Todo esto contribuye a esta visión reduccionista del "sexo". A ello, tampoco ayuda la frecuente asociación de "sexo" con "peligro", con "miedo". Es frecuente, cuando hablamos con adolescentes sobre sexo que, en vez de hablar de ser y estar a gusto con uno mismo, de vivirse bien, de expresarse, de desear, de sentirse deseado, de los amores, nos concentramos en los riesgos del uso de los genitales: infecciones de transmisión sexual y prevención de embarazos. Y está claro que el sexo engloba el tema de la procreación o no procreación, pero reducirlo a eso es como reducir las matemáticas a las multiplicaciones y las divisiones.

El poder relacionarnos de forma amistosa, adecuada, positiva con el hombre o la mujer que somos nos va a permitir llevar una vida saludable.
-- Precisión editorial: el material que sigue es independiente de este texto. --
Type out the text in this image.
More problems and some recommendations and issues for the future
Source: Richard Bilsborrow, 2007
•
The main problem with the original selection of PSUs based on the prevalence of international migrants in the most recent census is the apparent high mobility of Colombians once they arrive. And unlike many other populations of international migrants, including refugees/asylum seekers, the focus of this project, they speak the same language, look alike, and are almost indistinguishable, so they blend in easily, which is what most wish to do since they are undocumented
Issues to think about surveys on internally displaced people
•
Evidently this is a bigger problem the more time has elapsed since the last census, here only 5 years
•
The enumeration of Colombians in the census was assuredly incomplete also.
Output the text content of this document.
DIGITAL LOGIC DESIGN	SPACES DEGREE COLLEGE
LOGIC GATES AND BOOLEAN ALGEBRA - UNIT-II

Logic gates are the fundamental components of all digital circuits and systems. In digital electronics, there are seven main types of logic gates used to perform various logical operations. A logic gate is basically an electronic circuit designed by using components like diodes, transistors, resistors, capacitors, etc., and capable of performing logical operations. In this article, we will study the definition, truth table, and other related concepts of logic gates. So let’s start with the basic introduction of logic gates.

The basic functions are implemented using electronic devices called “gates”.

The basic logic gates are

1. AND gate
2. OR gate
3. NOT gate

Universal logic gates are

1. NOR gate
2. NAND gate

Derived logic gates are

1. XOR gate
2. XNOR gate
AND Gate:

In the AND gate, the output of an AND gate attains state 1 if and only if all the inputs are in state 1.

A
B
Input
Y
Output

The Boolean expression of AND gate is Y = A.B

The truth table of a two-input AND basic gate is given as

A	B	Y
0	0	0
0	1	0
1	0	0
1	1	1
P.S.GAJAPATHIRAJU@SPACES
Por otro lado, también es necesario que la sociedad nos permita vivir de forma positiva esa feminidad o masculinidad en todas sus formas posibles. Esto en numerosas ocasiones no ocurre así: la homosexualidad fue considerada delito y, posteriormente, enfermedad hasta el año 1973. ¿Qué trato estamos dando a las personas transexuales personal e institucionalmente? ¿Qué ocurre cuando una pareja decide que sea el padre el que cuide a sus hijos y que la mujer se reincorpore a trabajar? ¿Qué le decimos a un niño que se quiere poner una camiseta rosa? Parece que nuestra masculinidad o nuestra feminidad -nuestra sexualidad- se encuentran siempre en tela de juicio con un juez normalmente poco justo y empático.

Para conseguir esa buena salud sexual deberíamos empezar por en vez de hablar de sexo añadirle una "s" y comenzar a hablar de los sexos, de los hombres y de las mujeres, de sus diferencias, de sus mezclas, de sus vivencias y a través de la educación sexual trabajar para el encuentro y el entendimiento de estos sexos y para lograr el vivirnos a nosotros mismos como seres únicos e irrepetibles.